Na madrugada desta quinta-feira (12), a Anistia Internacional expressou sua indignação pela absolvição de dois policiais militares envolvidos na morte do adolescente Thiago Menezes Flausino, de apenas 13 anos. O crime, que chocou a comunidade da Cidade de Deus, no Rio de Janeiro, ocorreu em agosto de 2023. Os acusados, Aslan Wagner Ribeiro de Faria e Diego Pereira Leal, integram o Batalhão de Choque e foram exonerados por um júri popular, uma decisão que provoca debates acalorados sobre a segurança pública no Brasil.

A nota emitida pela organização de defesa dos direitos humanos critica a abordagem do julgamento, que desviou do foco principal sobre a conduta dos policiais e, em vez disso, tentou criminalizar a vítima. “Em vez de se concentrar nas circunstâncias da morte e na conduta dos acusados, houve tentativas de questionar a vida e a memória de Thiago, associando sua imagem à criminalidade como forma de justificar sua execução”, argumenta a Anistia Internacional. Essa retórica, segundo a organização, perpetua a violência e nega à vítima o direito à memória e dignidade.

O adolescente Thiago estava na garupa de uma moto pilotada por Marcos Vinicius de Sousa Queiroz quando ambos foram alvejados por tiros de fuzil disparados pelos policiais. Enquanto Marcos, que sobreviveu ao ataque, declarou em seu depoimento que ambos não estavam armados nem tinham ligação com atividades criminosas, a narrativa que permeou o tribunal foi marcada por uma tentativa de desacreditar a trajetória do menino, que não tinha antecedentes e frequentava a escola com mais de 90% de presença.

A Anistia Internacional ressaltou que a história de Thiago representa um padrão alarmante de violência que atinge desproporcionalmente crianças e jovens negros no Brasil, em um contexto de políticas de segurança pública que se caracterizam por práticas violentas e por vezes racistas. “É urgente interromper a lógica de militarização e a narrativa de ‘guerra às drogas’”, enfatiza a organização, que também clama pela responsabilização de agentes do Estado envolvidos em operações letais.

O julgamento, que se arrastou por dois dias, foi marcado por debates acalorados, com a defesa dos policiais alegando que reagiram a um ataque.
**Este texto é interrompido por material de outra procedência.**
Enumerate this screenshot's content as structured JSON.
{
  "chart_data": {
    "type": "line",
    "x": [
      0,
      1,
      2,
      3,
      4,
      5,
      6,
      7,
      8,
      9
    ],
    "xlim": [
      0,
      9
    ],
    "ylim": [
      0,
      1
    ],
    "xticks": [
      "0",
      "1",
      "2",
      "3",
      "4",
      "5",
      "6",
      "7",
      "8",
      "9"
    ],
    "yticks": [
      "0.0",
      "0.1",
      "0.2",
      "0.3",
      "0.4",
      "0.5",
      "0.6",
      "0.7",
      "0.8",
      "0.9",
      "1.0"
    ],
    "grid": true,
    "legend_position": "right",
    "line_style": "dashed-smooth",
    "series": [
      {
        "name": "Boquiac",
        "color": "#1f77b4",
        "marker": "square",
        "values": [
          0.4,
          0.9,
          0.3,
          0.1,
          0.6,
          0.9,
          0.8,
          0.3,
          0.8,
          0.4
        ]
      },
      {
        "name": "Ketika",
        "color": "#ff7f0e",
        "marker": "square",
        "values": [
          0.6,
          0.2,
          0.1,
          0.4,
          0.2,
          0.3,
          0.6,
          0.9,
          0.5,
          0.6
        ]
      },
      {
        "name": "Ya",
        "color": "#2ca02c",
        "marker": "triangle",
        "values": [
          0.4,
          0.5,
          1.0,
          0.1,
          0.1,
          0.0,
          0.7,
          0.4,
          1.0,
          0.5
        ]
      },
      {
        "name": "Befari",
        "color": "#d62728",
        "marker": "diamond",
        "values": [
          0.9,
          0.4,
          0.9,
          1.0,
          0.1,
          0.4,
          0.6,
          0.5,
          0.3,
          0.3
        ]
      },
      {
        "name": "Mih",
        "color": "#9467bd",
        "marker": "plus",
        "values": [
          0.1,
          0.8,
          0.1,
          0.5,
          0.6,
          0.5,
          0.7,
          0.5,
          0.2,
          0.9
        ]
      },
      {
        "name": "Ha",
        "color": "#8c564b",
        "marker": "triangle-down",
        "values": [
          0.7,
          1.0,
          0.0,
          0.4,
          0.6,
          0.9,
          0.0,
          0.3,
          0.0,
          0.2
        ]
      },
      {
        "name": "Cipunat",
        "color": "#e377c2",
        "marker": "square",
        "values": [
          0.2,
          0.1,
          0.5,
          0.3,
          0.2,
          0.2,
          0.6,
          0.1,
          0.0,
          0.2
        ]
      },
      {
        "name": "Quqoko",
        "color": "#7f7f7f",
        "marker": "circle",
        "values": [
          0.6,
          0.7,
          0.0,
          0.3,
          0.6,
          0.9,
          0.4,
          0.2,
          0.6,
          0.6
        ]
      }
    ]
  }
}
Contudo, a realidade enfrentada pela família de Thiago e a ampla mobilização social em sua memória refletem uma demanda por justiça que vai além das quatro linhas de um tribunal. A dor e a luta das mães de vítimas da violência policial continuam sendo um tema central nesse diálogo, destacando a importância da justiça e da dignidade para os que perderam seus filhos em circunstâncias trágicas e muitas vezes evitáveis.